Warren’s descriptions of the many moods of the Flinders, and their soul-deep effect on walkers, brings back so many wonderful memories:
“I had stopped to rest in the creek in the shade of a grand old gum-tree and as I lay back on the flat pebbles I suddenly perceived above me the arresting picture of the dappled grey and white bark of the tree-fork caught in the afternoon sun and contrasting with the azure sky. Temporary physical exhaustion often seems to enhance mental perception, and the simple sight struck certain chords in me, transforming the brief glimpse into a moment of truth, when suddenly I was at one with the universe. Unimportant events like this often print a bright picture that keeps coming back again and again during one’s life.”

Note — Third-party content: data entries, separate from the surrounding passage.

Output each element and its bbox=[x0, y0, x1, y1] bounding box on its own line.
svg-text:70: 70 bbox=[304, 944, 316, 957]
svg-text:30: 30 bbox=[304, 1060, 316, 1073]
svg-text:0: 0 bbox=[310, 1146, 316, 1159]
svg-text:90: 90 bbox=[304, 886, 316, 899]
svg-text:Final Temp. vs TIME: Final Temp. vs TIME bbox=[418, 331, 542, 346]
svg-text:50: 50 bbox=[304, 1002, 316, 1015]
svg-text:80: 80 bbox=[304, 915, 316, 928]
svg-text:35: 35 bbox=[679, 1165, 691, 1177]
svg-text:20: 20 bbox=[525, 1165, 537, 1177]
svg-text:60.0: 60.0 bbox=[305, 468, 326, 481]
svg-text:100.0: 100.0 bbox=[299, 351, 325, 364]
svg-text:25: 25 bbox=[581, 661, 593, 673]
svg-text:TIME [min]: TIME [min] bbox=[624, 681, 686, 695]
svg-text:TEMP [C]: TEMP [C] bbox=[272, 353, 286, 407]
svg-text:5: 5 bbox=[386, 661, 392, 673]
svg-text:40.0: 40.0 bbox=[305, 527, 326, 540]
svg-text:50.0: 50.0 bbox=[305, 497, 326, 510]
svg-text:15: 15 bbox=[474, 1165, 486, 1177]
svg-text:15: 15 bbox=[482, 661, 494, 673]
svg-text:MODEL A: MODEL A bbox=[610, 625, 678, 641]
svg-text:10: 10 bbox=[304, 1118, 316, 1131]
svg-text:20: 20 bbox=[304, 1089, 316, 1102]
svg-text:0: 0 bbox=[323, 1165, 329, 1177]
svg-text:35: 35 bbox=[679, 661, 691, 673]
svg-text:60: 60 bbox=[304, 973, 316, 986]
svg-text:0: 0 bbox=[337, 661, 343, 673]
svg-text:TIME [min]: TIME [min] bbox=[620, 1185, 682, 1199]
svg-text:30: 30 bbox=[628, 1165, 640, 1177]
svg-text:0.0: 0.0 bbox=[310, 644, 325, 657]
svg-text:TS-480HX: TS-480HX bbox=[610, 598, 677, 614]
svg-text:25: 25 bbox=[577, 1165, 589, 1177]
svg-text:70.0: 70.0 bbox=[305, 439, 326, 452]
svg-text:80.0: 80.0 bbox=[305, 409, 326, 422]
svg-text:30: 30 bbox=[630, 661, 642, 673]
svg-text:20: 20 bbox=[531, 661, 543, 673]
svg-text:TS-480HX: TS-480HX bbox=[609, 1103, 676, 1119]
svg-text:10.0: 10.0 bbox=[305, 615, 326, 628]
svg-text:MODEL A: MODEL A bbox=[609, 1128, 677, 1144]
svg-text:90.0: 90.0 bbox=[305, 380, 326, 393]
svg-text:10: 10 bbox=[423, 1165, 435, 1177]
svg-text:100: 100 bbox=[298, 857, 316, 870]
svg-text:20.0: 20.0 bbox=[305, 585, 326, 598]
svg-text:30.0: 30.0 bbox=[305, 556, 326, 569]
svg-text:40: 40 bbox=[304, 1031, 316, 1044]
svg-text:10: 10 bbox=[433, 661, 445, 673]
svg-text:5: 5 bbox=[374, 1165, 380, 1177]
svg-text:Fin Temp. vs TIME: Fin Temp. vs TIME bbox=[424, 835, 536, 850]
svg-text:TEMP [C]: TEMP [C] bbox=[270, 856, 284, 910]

C Warren Bonython has set out on adventures that most of us have only dreamed of. He is truly an inspiration for us to get out there and experience the wonders of the wilderness. These days, now in his early 90s, he spends his time closer to home, enjoying a more gentle pace at Romalo House in Magill with Bunty and Minnie, their beautiful Keeshond (Dutch Barge Dog), surrounded by memories of a rich and varied life. Minnie’s aqua-coloured collar and lead lie on a low cabinet in the entrance hall, next to a bust of Warren by well-known sculptor John Dowie, a pebble from Mambray Creek, and a framed photograph and poignant poem in memory of Everest mountaineer George Leigh Mallory (1886-1924), who lost his life on the mountain. Included at the beginning of the poem, ‘Finding Mallory’ by Judith Dye, is a quote from Mallory: “To refuse the adventure is to run the risk of drying up like a pea in its shell.”
In an article published in the Trailwalker in August 1999 as one of a series that featured Honorary Members of the Friends of the Heysen Trail, Jamie Shephard wrote of Warren: “As our Patron for some years we salute his foresight and adventurous spirit, as his actions have given thousands of people much pleasure and enjoyment.” I couldn’t agree more.